Nobles Parents' E-Newsletter

November 2014

Nobles Parents' Newsletter November 2014

Why Nobles? by Dean of Enrollment Management Jen Hines

I grew up in Amherst, MA. Amherst is known for a lot of things (The current town tagline is “Amherst, MA:  Where only the ‘h” is silent.”), but it is probably most known for being the home of three colleges (Amherst, UMass Amherst and Hampshire) with another two very close by (Smith and Mt. Holyoke). Education is literally the business of the town and, as a result, its public schools are taken very seriously and supported by the community. It was the strength of the schools that helped my parents to decide where they wanted to settle in the late 1970’s when my father’s job meant we would be relocating to Western MA. I went on from elementary school to graduate from the public high school feeling good about the education that I received.

I was in my first year of college when I got a call from my parents telling me that my sister wanted to apply to go to boarding school. I had some idea about independent schools from my college peers that caused me to do some thinking about my own experience. When I made a comparison between my public school experience as compared with their independent school one, my peers with the independent school background seemed to come out ahead every time. My parents, however, needed more convincing.

I’m sure it comes as no surprise to any of you that many of the communities that send large numbers of students to Nobles have tremendous support for their public schools. It is likely true that families may have chosen to live in certain communities based upon the strength of the public schools. You only have to look as far as Boston Magazine to get a detailed look at school performance statistics for Eastern MA. As a result, I would imagine many of you as Nobles parents are asked; “why would I consider Nobles when our public schools are so strong?” I want to provide you with a few talking points to share.

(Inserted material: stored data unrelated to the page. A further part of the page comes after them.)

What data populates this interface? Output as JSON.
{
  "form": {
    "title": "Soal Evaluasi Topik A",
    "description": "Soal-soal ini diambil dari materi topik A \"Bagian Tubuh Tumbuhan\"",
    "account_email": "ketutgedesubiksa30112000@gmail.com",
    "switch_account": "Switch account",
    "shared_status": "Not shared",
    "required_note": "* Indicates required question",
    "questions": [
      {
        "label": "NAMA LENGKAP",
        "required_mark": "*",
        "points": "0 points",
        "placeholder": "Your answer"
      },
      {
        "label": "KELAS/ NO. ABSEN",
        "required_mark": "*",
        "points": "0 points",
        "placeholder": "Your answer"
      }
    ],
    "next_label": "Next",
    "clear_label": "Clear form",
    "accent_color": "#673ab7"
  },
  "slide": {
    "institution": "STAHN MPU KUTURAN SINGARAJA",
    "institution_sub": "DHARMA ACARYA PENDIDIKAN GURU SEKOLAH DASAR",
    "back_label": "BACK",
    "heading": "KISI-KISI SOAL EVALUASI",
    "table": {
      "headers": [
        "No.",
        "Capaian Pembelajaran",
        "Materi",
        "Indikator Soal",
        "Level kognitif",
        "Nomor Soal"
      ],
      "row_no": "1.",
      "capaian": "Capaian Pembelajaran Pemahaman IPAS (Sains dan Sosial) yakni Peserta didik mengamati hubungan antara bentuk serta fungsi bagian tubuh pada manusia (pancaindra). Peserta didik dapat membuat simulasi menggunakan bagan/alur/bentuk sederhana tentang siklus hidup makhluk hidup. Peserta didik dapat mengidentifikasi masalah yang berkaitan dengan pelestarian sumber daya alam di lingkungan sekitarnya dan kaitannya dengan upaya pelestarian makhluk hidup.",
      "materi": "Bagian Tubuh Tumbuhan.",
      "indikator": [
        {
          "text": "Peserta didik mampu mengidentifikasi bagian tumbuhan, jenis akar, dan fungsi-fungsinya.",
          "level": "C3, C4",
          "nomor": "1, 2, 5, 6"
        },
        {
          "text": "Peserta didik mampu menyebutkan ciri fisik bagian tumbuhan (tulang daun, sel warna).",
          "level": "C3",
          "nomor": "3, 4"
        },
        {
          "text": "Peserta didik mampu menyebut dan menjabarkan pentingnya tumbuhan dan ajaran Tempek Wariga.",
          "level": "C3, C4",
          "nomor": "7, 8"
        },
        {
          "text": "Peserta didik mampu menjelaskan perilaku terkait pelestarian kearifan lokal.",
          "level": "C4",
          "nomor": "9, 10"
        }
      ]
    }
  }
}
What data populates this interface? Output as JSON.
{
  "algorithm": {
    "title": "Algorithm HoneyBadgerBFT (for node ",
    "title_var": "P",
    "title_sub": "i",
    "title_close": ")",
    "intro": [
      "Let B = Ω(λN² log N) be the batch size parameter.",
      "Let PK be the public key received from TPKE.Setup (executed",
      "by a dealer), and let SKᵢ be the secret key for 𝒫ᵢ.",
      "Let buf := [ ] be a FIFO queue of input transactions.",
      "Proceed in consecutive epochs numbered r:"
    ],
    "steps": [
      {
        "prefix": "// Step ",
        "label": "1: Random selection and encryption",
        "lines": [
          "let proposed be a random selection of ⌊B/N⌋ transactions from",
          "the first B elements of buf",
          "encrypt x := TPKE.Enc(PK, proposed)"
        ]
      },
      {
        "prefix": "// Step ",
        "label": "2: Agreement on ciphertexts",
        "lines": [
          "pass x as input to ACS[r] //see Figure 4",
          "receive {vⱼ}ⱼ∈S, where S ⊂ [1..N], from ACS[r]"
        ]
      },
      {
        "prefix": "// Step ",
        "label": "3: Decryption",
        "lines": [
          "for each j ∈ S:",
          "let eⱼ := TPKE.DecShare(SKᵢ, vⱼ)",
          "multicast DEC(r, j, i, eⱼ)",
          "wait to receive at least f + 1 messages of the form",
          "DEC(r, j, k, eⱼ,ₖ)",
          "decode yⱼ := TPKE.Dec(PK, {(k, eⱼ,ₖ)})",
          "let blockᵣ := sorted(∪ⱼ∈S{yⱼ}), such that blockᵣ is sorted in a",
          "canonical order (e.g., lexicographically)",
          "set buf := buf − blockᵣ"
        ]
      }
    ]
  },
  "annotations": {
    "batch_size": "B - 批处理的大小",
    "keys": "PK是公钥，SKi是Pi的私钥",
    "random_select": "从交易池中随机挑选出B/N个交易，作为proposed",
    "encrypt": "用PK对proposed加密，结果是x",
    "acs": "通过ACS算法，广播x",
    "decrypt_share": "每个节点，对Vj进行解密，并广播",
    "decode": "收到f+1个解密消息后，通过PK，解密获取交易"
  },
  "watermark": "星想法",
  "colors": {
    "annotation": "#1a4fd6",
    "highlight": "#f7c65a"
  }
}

  • Class size – in the “rarified air” of Amherst public schools, my average class size was 22 students. At Nobles, our average class size is 12.5 students, nearly half of what I faced. I was blessed to have some amazing adults as teachers but I know that their attention was stretched by the sheer numbers of all of us. At Nobles, our relational pedagogy allows for a level of connection between students and teachers that carries over into all aspects of our community, both inside and outside of the classroom.
  • Facilities – Towns in Eastern MA have certainly upped the ante on this with the construction of $100 million dollar high schools and the like. However, I would argue that new facilities don’t necessarily change the experience of education that occurs inside of them. At Nobles, our facilities probably speak for themselves. How many schools can claim to have a castle on their campus?!?
  • Access to the arts and athletics – Many public schools have been forced to make difficult decisions when it comes to the “extra” programs that have traditionally shaped a school experience. Frequently, performing and visual arts and even some athletic programs are the first to go as schools look to balance their budgets. At Nobles, we remain committed to our breadth of program which includes the arts and athletics. Our offerings within these programs have grown in these areas over time rather than been cut.
  • Experiential opportunities – How many public schools can boast a program with a philosophy that is integrated into both the academic and extra-curricular programs of the school? Nobles’ EXCEL program does just that by providing the tools, context and inspiration for each student to discover and pursue goals with confidence, creativity and responsibility.

Please feel free to send any prospective family in the direction of the admission office if they would like to discuss the decision between staying in public school and deciding to attend an independent school. My folks ended up coming around and sent my sister to boarding school. Now, they couldn’t be bigger advocates for the independent school experience!